Experimental study of vortex formation in pulsating jet flow by time-resolved particle image velocimetry

We experimentally investigate the pulsating circular jet flow at moderate Reynolds numbers. By applying time-resolved particle image velocimetry in the axial-radial plane, we measure the near-field velocity fields with the jet source temporally modulated by sinusoidal pulsations. As a baseline, the steady jet flow with the same mean Reynolds number is tested. The direct comparisons of the mean and fluctuating velocity fields show that the whole potential core as well as the axisymmetric shear layer is modulated by the pulsation effect. Meanwhile, larger-scale vortices are formed in the shear layer with phase correlation of the pulsation cycle. As a result, the pulsation increases the turbulent mixing in the latter half of the potential core, and it extends the fluid entrainment further in the radial direction. The increased fluid entrainment of the ambient quiescent fluid is clearly identified by the attracting Lagrangian coherent structures as the bounds of the growing vortices within the shear layer. By analyzing the dynamic modes, we find that the low-frequency off-the-axis helical structures, which are dominant in the steady jet flow, are inhibited. The axisymmetric jet column mode and its harmonics along the axis are strengthened by the pulsation effect.
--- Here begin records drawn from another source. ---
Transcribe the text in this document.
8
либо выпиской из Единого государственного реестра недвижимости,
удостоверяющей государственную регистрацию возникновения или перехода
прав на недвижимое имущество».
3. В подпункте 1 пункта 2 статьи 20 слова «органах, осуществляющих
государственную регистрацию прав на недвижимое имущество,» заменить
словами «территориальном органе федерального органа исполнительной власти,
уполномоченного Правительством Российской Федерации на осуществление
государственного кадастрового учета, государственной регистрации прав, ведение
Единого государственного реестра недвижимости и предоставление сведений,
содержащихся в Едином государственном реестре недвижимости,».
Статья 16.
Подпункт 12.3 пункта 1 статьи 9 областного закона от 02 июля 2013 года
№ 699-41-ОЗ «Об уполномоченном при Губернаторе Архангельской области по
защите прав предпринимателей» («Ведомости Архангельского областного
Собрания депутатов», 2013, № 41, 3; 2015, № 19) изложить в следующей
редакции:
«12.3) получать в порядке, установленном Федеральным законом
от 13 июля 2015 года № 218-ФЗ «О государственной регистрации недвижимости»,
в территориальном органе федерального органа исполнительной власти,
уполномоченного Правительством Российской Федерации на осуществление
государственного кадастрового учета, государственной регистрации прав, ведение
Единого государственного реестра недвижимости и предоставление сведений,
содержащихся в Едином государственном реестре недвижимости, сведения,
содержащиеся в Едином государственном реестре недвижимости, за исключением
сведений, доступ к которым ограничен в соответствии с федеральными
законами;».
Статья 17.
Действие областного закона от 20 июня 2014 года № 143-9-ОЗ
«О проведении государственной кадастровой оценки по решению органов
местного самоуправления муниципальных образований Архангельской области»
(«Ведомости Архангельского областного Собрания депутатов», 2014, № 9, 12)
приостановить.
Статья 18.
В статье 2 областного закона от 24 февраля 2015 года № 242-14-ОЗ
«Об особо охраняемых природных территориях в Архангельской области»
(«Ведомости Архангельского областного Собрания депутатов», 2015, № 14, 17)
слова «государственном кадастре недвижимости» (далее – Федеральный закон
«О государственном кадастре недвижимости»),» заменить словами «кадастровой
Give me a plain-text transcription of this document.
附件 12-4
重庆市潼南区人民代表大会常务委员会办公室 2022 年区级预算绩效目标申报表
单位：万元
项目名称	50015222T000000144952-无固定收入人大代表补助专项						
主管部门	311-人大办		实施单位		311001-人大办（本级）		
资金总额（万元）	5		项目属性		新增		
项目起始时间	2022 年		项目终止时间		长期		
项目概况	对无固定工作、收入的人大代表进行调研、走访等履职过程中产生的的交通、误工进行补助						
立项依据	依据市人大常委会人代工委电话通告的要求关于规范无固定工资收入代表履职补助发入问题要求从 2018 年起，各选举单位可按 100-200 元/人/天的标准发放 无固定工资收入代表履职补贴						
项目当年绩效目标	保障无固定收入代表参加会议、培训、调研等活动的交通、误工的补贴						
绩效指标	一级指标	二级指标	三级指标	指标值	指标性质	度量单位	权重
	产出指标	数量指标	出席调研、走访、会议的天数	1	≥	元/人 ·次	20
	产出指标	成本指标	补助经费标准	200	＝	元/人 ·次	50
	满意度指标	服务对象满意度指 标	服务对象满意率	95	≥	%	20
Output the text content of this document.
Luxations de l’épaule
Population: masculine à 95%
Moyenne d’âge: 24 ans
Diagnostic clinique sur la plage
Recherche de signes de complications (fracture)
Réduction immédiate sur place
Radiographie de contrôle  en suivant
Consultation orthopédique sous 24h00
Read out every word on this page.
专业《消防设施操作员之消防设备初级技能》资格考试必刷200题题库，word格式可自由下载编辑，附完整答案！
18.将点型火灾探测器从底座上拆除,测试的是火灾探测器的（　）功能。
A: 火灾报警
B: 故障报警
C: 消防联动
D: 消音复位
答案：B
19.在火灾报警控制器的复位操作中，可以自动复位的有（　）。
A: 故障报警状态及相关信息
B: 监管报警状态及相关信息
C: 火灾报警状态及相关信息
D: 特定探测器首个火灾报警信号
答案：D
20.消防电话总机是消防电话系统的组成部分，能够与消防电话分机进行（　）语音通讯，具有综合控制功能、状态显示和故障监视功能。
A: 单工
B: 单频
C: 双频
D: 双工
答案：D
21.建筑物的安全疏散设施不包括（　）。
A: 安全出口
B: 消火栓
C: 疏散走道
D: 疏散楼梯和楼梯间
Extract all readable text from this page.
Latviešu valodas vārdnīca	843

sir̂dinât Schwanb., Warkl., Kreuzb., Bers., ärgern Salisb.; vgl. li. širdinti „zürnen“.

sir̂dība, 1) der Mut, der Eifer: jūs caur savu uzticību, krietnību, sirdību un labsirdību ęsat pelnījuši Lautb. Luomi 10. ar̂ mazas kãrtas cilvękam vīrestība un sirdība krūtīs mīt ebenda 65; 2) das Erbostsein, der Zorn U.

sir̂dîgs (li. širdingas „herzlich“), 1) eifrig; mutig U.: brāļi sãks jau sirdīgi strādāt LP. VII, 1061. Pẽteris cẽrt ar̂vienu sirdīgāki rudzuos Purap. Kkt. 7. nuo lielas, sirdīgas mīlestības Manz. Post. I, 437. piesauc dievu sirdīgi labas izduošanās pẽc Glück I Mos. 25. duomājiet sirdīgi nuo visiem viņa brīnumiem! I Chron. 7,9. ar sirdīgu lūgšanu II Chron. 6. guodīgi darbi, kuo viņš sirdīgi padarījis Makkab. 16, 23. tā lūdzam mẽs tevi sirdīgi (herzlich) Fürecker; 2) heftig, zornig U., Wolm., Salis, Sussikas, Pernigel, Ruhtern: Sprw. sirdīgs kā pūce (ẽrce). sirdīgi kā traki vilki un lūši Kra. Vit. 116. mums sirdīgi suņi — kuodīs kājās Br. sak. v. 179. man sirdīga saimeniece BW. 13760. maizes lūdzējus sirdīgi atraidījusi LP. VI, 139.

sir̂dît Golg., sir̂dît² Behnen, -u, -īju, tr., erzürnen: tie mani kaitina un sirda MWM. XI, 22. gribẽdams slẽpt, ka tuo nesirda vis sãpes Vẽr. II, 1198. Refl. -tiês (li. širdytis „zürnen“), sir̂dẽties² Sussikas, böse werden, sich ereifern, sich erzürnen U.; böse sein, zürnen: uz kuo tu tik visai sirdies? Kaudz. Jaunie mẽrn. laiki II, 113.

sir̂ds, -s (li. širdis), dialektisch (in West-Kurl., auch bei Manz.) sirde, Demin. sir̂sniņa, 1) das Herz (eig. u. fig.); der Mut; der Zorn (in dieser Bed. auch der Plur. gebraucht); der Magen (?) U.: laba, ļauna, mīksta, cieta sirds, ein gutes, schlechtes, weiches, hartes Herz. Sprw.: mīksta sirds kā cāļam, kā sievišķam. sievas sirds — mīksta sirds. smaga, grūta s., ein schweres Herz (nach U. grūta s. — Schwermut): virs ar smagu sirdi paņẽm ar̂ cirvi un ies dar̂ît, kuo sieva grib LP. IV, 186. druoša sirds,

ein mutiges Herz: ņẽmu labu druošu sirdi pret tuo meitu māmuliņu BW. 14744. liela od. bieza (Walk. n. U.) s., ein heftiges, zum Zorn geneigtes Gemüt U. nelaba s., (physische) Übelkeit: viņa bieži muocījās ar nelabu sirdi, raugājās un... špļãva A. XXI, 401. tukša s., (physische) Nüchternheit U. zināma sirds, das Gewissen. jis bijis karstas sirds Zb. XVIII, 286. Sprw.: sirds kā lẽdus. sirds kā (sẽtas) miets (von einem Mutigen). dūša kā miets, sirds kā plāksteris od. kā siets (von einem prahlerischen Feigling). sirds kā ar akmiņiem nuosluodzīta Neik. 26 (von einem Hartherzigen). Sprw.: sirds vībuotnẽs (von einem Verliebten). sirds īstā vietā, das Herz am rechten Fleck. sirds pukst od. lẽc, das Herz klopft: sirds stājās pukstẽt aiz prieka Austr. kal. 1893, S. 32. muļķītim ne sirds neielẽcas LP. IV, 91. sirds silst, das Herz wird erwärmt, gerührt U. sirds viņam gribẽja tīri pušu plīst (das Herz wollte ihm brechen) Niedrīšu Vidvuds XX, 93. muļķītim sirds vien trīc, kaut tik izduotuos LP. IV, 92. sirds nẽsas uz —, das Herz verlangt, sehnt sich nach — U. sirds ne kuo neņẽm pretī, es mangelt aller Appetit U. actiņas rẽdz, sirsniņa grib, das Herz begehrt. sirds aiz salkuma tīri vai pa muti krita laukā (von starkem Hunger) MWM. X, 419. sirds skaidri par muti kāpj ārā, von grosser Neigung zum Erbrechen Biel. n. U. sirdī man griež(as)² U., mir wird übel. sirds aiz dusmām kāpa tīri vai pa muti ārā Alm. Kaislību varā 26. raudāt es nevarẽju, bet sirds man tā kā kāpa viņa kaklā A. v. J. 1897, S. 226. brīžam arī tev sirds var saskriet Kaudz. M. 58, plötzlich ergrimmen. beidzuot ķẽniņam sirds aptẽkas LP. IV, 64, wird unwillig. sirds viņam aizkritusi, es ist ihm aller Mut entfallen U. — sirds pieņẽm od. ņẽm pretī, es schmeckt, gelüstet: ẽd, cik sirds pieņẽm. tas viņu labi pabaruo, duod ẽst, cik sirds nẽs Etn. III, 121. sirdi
Furthermore, the vortex formation mainly takes place particularly in the deceleration phase, whereas a shock-like wave front is formed during the acceleration, indicating the distinct roles of the pulsation phases in the jet instability. Published under an exclusive license by AIP Publishing.

Automated summary

We experimentally investigate the pulsating circular jet flow at moderate Reynolds numbers using time-resolved particle image velocimetry. The study shows that the pulsation effect modulates the entire potential core and the axisymmetric shear layer, forming larger-scale vortices with phase correlation. The pulsation increases turbulent mixing and extends fluid entrainment in the radial direction. Analysis of the dynamic modes reveals inhibition of low-frequency off-the-axis helical structures and strengthening of the axisymmetric jet column mode. Vortex formation mainly occurs during the deceleration phase, while a shock-like wave front is formed during acceleration.